Run First Problems from with 6 to 13 items
Bag starts at size = 1000 item size = 1 - 1000
Here you will compare the run-time performance of the dynamic programming solution with the caching solution under different random data distributions and much larger problem sizes. Given n is the problem size and m is the capacity of the knapsack for each experiment set m= 10*n. In each experiment, generate the sizes of the n objects need from a uniform random distribution between min-size and m/10. You will run the experiments under two different distributions (a) wide where min-size is 1, and narrow where min-size is m/20. Start at size 64 and go as large as you can within reasonable running times, increasing the problem size by a factor of 2 each time.

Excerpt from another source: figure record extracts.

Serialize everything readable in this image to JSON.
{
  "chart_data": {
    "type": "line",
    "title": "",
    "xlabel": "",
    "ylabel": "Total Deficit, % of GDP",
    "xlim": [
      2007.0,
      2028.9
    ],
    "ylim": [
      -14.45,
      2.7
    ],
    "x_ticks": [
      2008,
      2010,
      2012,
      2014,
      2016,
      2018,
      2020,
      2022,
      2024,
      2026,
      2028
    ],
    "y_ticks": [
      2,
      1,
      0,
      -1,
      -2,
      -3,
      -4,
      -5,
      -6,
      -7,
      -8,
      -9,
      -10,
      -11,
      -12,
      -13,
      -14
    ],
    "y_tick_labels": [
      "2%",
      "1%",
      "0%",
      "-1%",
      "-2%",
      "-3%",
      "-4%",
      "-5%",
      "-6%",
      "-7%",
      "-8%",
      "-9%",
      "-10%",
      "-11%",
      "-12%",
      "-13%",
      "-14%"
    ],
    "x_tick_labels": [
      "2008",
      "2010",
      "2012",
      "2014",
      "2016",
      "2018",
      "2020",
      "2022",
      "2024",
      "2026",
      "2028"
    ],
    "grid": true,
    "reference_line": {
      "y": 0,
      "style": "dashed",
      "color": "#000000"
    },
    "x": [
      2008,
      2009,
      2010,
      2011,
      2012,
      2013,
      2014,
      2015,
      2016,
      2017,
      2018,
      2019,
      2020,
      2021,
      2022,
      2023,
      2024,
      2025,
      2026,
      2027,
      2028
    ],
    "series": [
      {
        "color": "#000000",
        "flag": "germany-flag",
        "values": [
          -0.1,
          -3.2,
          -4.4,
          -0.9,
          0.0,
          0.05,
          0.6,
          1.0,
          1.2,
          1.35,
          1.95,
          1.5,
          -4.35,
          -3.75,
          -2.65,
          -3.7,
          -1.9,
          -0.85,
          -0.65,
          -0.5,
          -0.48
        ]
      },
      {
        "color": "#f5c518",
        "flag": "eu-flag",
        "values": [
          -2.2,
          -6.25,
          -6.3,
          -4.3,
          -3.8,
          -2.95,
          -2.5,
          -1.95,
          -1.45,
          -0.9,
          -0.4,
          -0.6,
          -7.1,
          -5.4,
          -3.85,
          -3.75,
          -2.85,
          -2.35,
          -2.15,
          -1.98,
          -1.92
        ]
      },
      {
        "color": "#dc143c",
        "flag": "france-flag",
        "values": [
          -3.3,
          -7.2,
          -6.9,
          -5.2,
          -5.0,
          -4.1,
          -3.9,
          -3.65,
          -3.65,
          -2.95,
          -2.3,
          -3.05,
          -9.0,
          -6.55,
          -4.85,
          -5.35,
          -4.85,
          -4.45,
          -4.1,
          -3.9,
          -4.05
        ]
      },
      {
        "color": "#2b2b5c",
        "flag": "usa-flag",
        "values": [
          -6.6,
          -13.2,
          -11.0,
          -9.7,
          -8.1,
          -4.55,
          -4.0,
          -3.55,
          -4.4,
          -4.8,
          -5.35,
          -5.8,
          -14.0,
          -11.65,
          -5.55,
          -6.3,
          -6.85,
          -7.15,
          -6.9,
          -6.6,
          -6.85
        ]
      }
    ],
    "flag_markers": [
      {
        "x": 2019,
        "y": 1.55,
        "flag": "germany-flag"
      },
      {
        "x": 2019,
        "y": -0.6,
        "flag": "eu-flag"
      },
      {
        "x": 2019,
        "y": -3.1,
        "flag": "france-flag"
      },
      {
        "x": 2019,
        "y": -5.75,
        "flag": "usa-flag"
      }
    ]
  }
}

Produce a log-log graph where x is the log of the size of the problem and y is the log of the average running time. The graph should have two lines, one for wide and one for narrow.

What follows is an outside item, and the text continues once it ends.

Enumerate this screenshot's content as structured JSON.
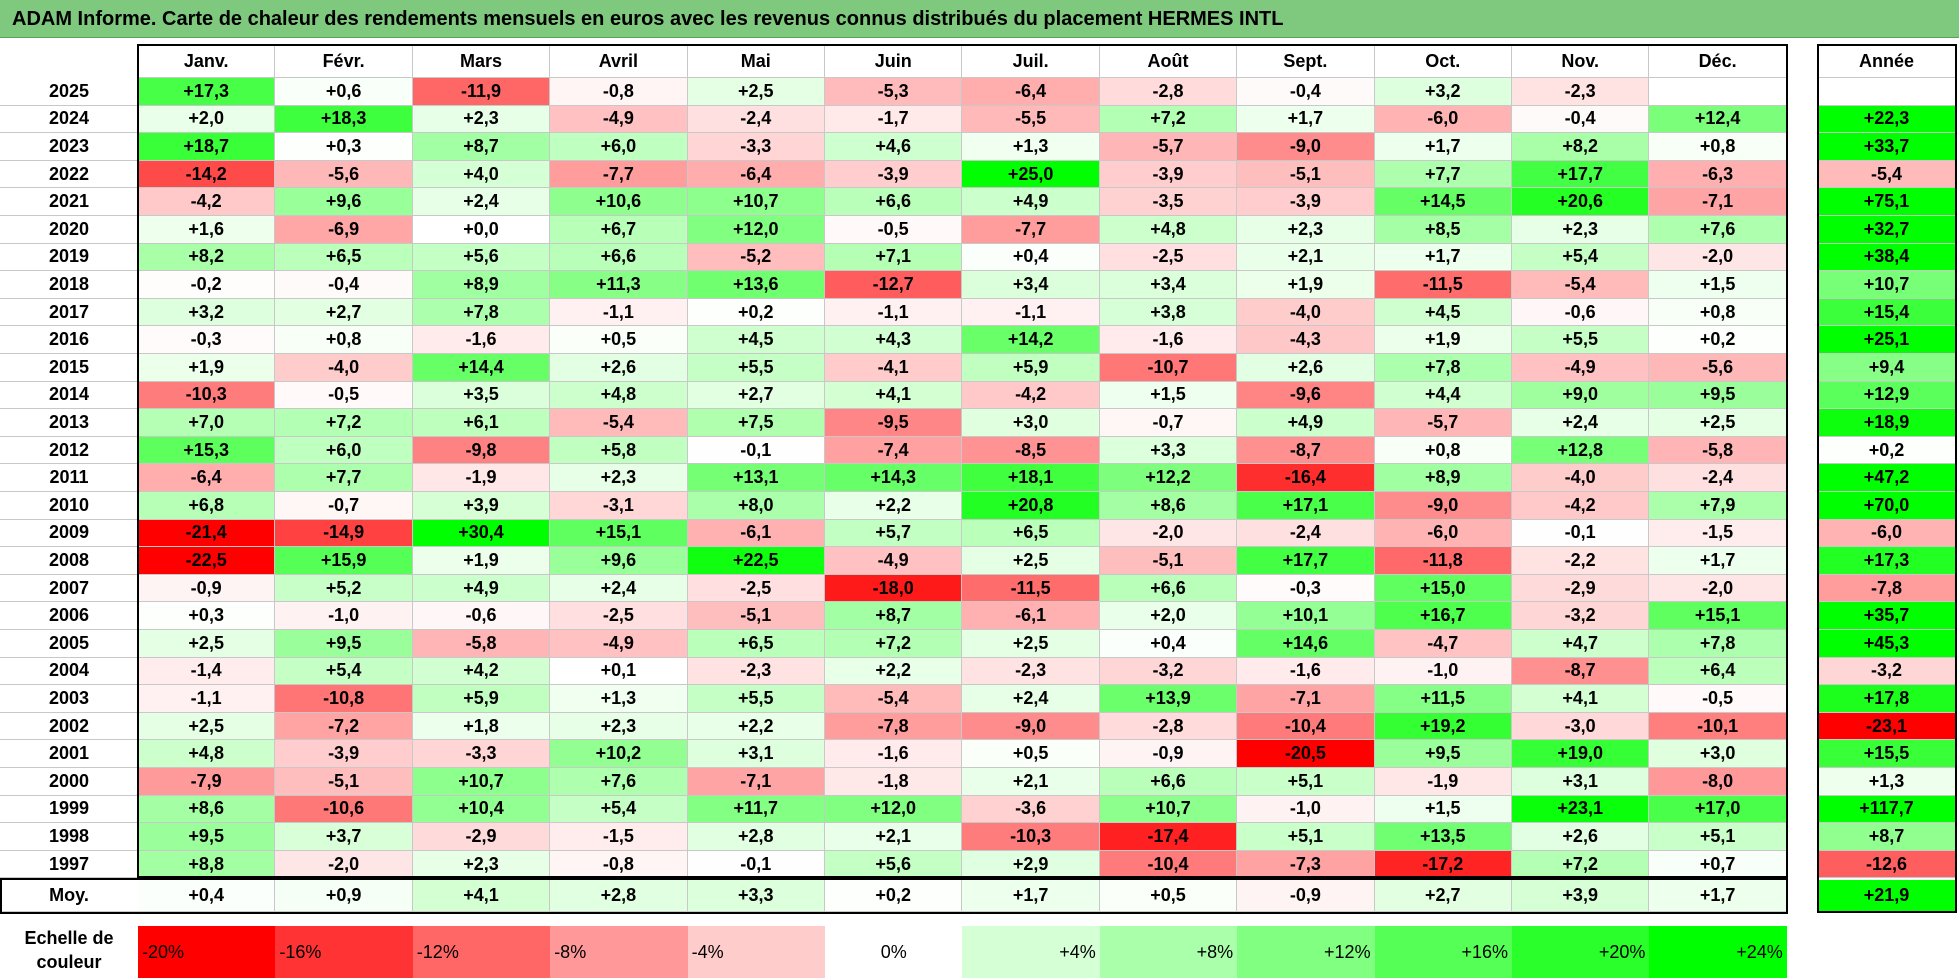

Run Second Problem with 64 to 150 items (increasing by 2 each time)
-
Implement the trace-back routine that takes the 2D cache array and returns an assignment of true or false to each object in the problem description, where true means the object is selected.
-
Implement the linear space knapsack algorithm to solve the same problem statement as Assignment 1. Initially, the linear-space algorithm should divide the problem in to equal halves (so k is n/2).
-
For a set of small problem verify that the three algorithms (linear, standard DP and caching) produce the same answer.
-
Once you have verified that the code is running correctly perform the following empirical studies:
-
For randomized data generate a graph that measures the average cpu time of the linear-space solution as a function of the problem size. Given n is the problem size and m is the capacity of the knapsack for each experiment set m= 10*n. In each experiment, generate the sizes of the n objects need from a uniform random distribution between 1 and m/10 (the distribution does not matter since we are using DP). Start at size 64 and go as large as you can within reasonable running times, increasing the problem size by a factor of 2 each time. Produce a log-log graph where x is the log of the size of the problem and y is the log of the average running time. This first graph will have one line corresponding to the k=n/2 algorithm.
-
Now we will perform an experiment to measure how the cpu time is affected by the method used to split the problem into two sub- problems. Let k be the size of the first sub-problem and n-k be the size of the second. Repeat the experiment above but vary the split value k from the set: n/4, n/8, n/16, n/32 and 1. Produce a graph as above with 6 lines one for each experimental condition. You will find that under some experimental conditions, the run time increases significantly. In these cases limit the problem size n.
-
-
For each of the six data sets estimate the slope of the line by fitting a linear function to the point sequence log n, log t. Report these in a table.
-
Your graphs should be clearly captioned with the axis labeled. I recommend using gnuplot or some other professional quality graphing software. Whatever you use, you must have the correct log-log graph.
-
Write a brief (4-6 sentence) technical explanation of the behavior of the algorithms derived from the graphs.